Mojo function

copy_sram_to_local

copy_sram_to_local[src_warp_layout: Layout, axis: Optional[Int] = None](dst: LayoutTensor[dst.dtype, dst.layout, dst.origin, address_space=dst.address_space, element_layout=dst.element_layout, layout_int_type=dst.layout_int_type, linear_idx_type=dst.linear_idx_type, masked=dst.masked, alignment=dst.alignment], src: LayoutTensor[src.dtype, src.layout, src.origin, address_space=src.address_space, element_layout=src.element_layout, layout_int_type=src.layout_int_type, linear_idx_type=src.linear_idx_type, masked=src.masked, alignment=src.alignment])

Synchronously copy data from SRAM (shared memory) to local memory.
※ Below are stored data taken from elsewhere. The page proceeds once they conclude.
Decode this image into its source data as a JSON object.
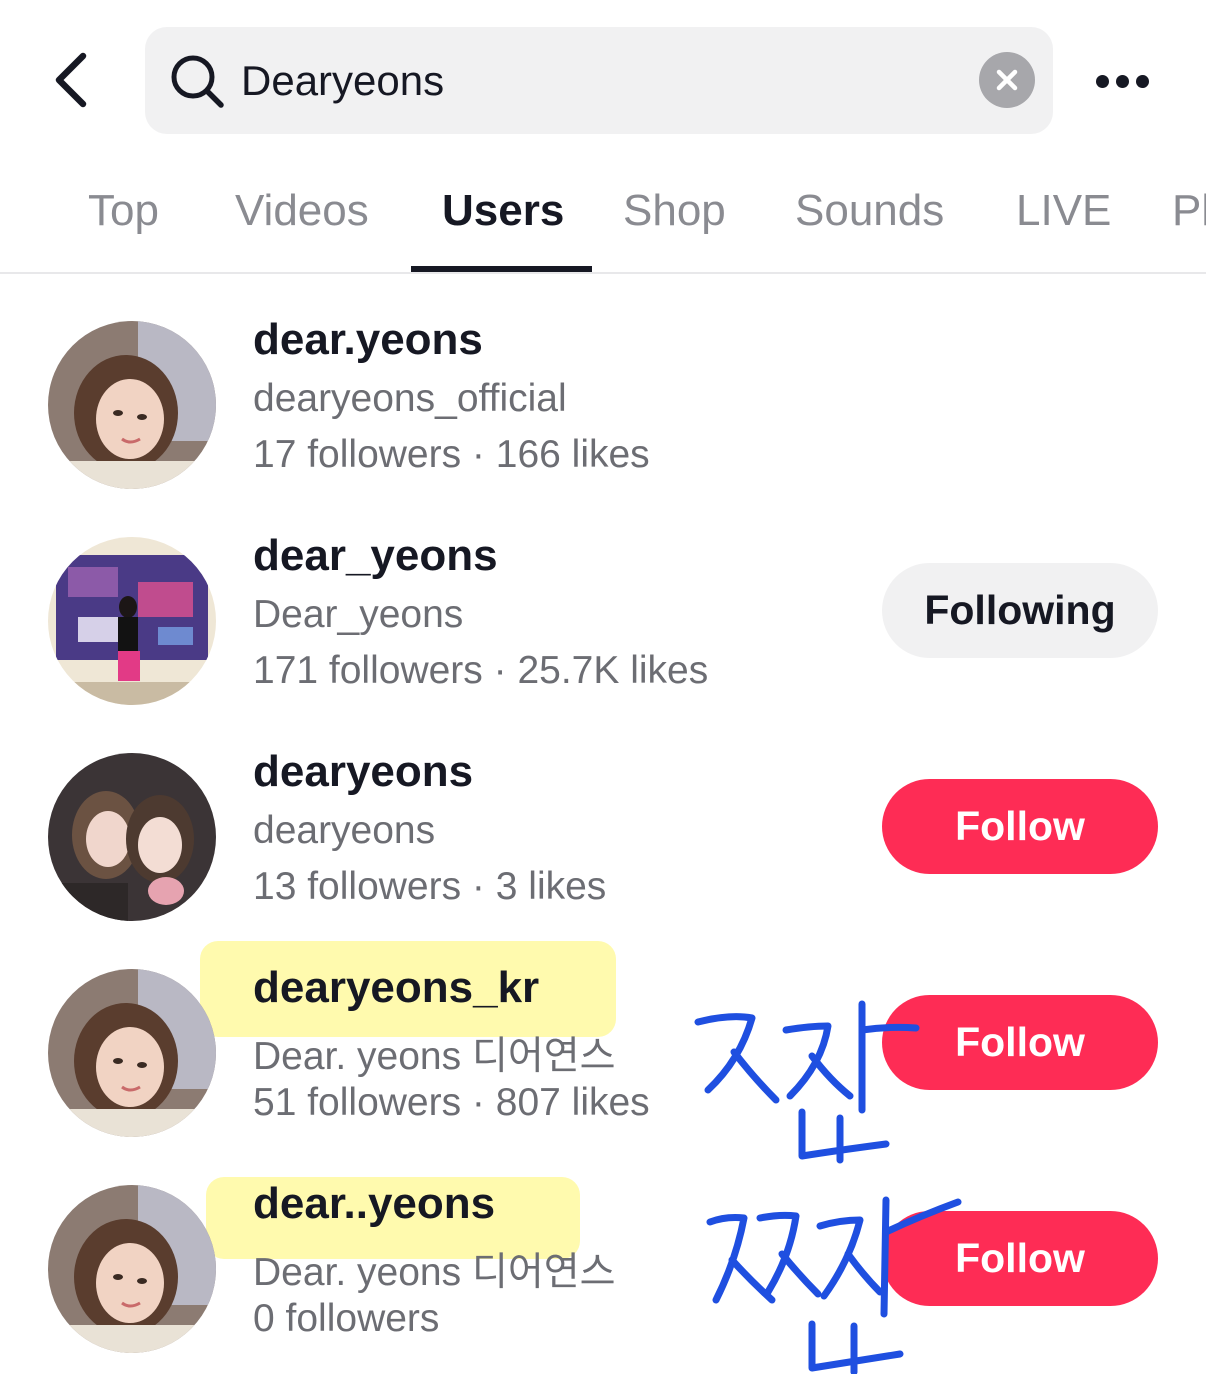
{
  "search": {
    "query": "Dearyeons"
  },
  "tabs": [
    {
      "label": "Top"
    },
    {
      "label": "Videos"
    },
    {
      "label": "Users"
    },
    {
      "label": "Shop"
    },
    {
      "label": "Sounds"
    },
    {
      "label": "LIVE"
    },
    {
      "label": "Pl"
    }
  ],
  "active_tab": "Users",
  "users": [
    {
      "username": "dear.yeons",
      "nickname": "dearyeons_official",
      "stats": "17 followers · 166 likes",
      "button": null,
      "highlighted": false
    },
    {
      "username": "dear_yeons",
      "nickname": "Dear_yeons",
      "stats": "171 followers · 25.7K likes",
      "button": "Following",
      "highlighted": false
    },
    {
      "username": "dearyeons",
      "nickname": "dearyeons",
      "stats": "13 followers · 3 likes",
      "button": "Follow",
      "highlighted": false
    },
    {
      "username": "dearyeons_kr",
      "nickname": "Dear. yeons 디어연스",
      "stats": "51 followers · 807 likes",
      "button": "Follow",
      "highlighted": true
    },
    {
      "username": "dear..yeons",
      "nickname": "Dear. yeons 디어연스",
      "stats": "0 followers",
      "button": "Follow",
      "highlighted": true
    }
  ],
  "annotations": {
    "handwritten_1": "짜잡",
    "handwritten_2": "짜잡",
    "handwriting_color": "#1f4fe0",
    "highlight_color": "#fff9a0"
  },
  "colors": {
    "primary": "#fe2c55",
    "text": "#161823",
    "secondary_text": "#6c6d73",
    "inactive_tab": "#8a8b91",
    "search_bg": "#f1f1f2"
  },
  "icons": {
    "back": "chevron-left-icon",
    "search": "search-icon",
    "clear": "close-icon",
    "more": "more-horizontal-icon"
  }
}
This function performs a synchronous memory transfer from SRAM (shared memory) to local memory (registers) using the specified thread layout for workload distribution.

Performance:

Distributes the copy workload across multiple threads for parallel execution.
Optimized for transferring data from shared memory to registers.
Supports optional axis-specific distribution for specialized access patterns.

Constraints:

The source tensor must be in SHARED address space (SRAM).
The destination tensor must be in LOCAL address space (registers).
Both tensors must have the same data type.

Parameters:

src_warp_layout (Layout): Layout defining how threads are organized for the source tensor. This determines how the workload is distributed among threads.
axis (Optional): Optional parameter specifying which axis to distribute along. When provided, distribution happens along the specified axis. When None (default), distribution uses the standard layout pattern.

Args:

dst (LayoutTensor): The destination tensor, which must be in local memory (registers).
src (LayoutTensor): The source tensor, which must be in shared memory (SRAM).